The kids love the presentation and pet John’s border collie before going back to class.
The Trailing of the Sheep Festival helps spread the word about sustainable grazing and raising natural lambs in an area that’s popular for tourism and recreation. Learning the history helps people understand, Diane Peavey says. “That’s part of the motivation for starting it. They didn’t know the history of this place. And we wanted them to have a good sense of the history — that it mattered, and that was what attracted them to this place, whether they knew it or not.”
Henry Etcheverry, an Idaho sheep rancher from the Rupert and Lava Hot Springs area, appreciates all of the work that the Peaveys do — as well as volunteer board members and paid staff — to put on the festival each year. It’s a great way to educate people about the industry.
“The sheep were here before the skiing,” Etcheverry says. “A lot of these people will see sheep in the hills and they feel like, they shouldn’t be there, but after they understand what they do, their contribution they make to the environment — they cut down on the fuel for fire, they leave their droppings for fertilizer, they invigorate the plants with the pruning effect, and they contribute to the economy. People like them after they really understand what it’s all about.”
Back at the Flat Top Ranch, John Peavey has been transitioning the ranch operations to his son, Tom, the youngest of his three children. The family recently signed a 1,114-acre conservation easement with the Nature Conservancy and Blaine County to preserve the working ranch in perpetuity and enhance sage grouse habitat.
All of the Peaveys are proud of the conservation easement. Tom Peavey talks about how much he likes living and working at the Flat Top Ranch from the top of the knoll. “Not a bad place to spend eternity is it?” he says with a big grin that’s as shiny as the blue sky all around us. “Days like this are just incredible. In the fall, I have a lot of hunting friends that come up, and they have to remind me every year how lucky I am to live in this work out here, and I tend to forget about that a lot during the summer and the stress of the business.
“When they come up, they’re all, “Tom, you’re the luckiest guy.” And I just have to get out on these warm fall days. I love the cold mornings and the warm afternoons, and it’s just beautiful. Without question, this is, right here, this is what I really appreciate.”

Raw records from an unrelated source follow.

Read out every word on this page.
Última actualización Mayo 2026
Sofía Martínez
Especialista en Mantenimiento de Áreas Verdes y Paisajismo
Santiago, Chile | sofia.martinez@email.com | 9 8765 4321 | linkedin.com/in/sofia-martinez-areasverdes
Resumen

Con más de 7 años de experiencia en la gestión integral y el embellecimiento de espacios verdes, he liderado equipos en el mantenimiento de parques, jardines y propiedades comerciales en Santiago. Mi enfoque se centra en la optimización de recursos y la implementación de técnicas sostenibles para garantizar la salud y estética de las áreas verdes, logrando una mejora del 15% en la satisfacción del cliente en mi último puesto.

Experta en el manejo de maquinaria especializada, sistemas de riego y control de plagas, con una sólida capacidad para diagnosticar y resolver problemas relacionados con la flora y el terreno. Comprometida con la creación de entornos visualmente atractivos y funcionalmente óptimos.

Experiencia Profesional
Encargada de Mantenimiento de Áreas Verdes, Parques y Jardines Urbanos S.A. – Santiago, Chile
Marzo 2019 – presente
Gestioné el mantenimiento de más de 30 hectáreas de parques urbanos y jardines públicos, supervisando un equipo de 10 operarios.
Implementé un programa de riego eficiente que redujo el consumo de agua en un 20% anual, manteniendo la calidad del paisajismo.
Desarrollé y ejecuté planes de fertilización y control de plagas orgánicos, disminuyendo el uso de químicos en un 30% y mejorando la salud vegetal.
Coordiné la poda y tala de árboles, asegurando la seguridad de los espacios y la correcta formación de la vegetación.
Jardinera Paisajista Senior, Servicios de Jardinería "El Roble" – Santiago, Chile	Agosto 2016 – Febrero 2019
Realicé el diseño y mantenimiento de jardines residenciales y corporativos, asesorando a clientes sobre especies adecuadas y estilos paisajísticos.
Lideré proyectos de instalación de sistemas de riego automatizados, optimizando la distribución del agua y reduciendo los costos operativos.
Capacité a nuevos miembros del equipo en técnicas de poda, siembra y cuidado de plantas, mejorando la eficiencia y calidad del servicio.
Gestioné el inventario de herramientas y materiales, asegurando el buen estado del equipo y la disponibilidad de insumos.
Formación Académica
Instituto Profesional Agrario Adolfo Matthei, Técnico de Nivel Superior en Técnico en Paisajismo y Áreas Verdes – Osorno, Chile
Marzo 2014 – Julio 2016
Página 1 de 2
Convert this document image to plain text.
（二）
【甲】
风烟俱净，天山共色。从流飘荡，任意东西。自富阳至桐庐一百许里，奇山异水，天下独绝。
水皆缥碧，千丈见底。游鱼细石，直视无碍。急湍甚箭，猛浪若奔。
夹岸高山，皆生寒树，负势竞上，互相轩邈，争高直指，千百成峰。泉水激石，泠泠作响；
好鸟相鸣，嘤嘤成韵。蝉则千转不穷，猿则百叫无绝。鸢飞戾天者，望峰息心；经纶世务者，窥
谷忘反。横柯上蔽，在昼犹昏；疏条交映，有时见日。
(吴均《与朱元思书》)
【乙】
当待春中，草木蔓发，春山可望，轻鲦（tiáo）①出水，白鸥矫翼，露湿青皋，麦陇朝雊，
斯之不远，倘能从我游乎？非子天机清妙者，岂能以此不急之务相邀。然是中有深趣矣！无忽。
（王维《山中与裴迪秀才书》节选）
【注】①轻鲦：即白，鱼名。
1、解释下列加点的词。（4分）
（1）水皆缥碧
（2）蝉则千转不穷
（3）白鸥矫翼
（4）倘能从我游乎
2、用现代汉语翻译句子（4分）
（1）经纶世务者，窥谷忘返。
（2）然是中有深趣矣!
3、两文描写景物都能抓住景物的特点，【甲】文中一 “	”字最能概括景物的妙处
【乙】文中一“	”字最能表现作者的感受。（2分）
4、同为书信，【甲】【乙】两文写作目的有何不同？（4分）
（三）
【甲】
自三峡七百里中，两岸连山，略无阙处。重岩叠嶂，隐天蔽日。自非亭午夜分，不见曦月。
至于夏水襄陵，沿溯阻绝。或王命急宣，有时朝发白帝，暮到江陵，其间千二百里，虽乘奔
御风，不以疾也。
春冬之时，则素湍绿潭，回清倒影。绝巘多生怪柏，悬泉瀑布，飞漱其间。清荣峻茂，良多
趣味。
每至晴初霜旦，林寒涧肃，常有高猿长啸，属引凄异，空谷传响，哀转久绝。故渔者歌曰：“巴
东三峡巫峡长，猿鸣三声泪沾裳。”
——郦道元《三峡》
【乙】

Says Diane, “I think the thing that I’m most proud of, was the fact that we were able to put this whole place in conservation easements. That’s huge. It means, everything that I love about this place should be here forever. Except John, and me. But other than that, this is an amazing piece of land, it’s got an amazing history. Just to think that it will be here really is something to be very proud of, I think.”
Peavey’s radio essays were published in written form in a book titled, Sagebrush Country: Living on the Edge of the Land (Fulcrum Publishing, 2001). The book is available on amazon.com.
John Peavey isn’t ready to retire yet. He continues to run the sheep side of the business, and one of Tom’s sons may be ready to take it over when the opportunity arises. But in the meantime, Peavey continues to speak about the benefits of managed grazing.
“How grazing can complement the environment is one of the most important messages we have to share with our friends in the urban areas,” Peavey says. “You know, truth is hard to deny; truth is truth. It’s a wise use of the resources, and gosh, with global warming coming on, probably, I think the big challenge is going to be feeding people. So here we are out here with these sheep and there’s no way in hell you could raise corn out here, or soybeans. It’s a resource that adds something to the economy with no negative input whatsoever — all positive.”
And John is proud of preserving the ranch as well. “I’m pleased that the valley will look about like it does now about 100 years from now, 500 years from now. That makes you feel good,” he says.
Steve Stuebner is the writer and producer of Life on the Range, a public education project sponsored by the Idaho Rangeland Resource Commission.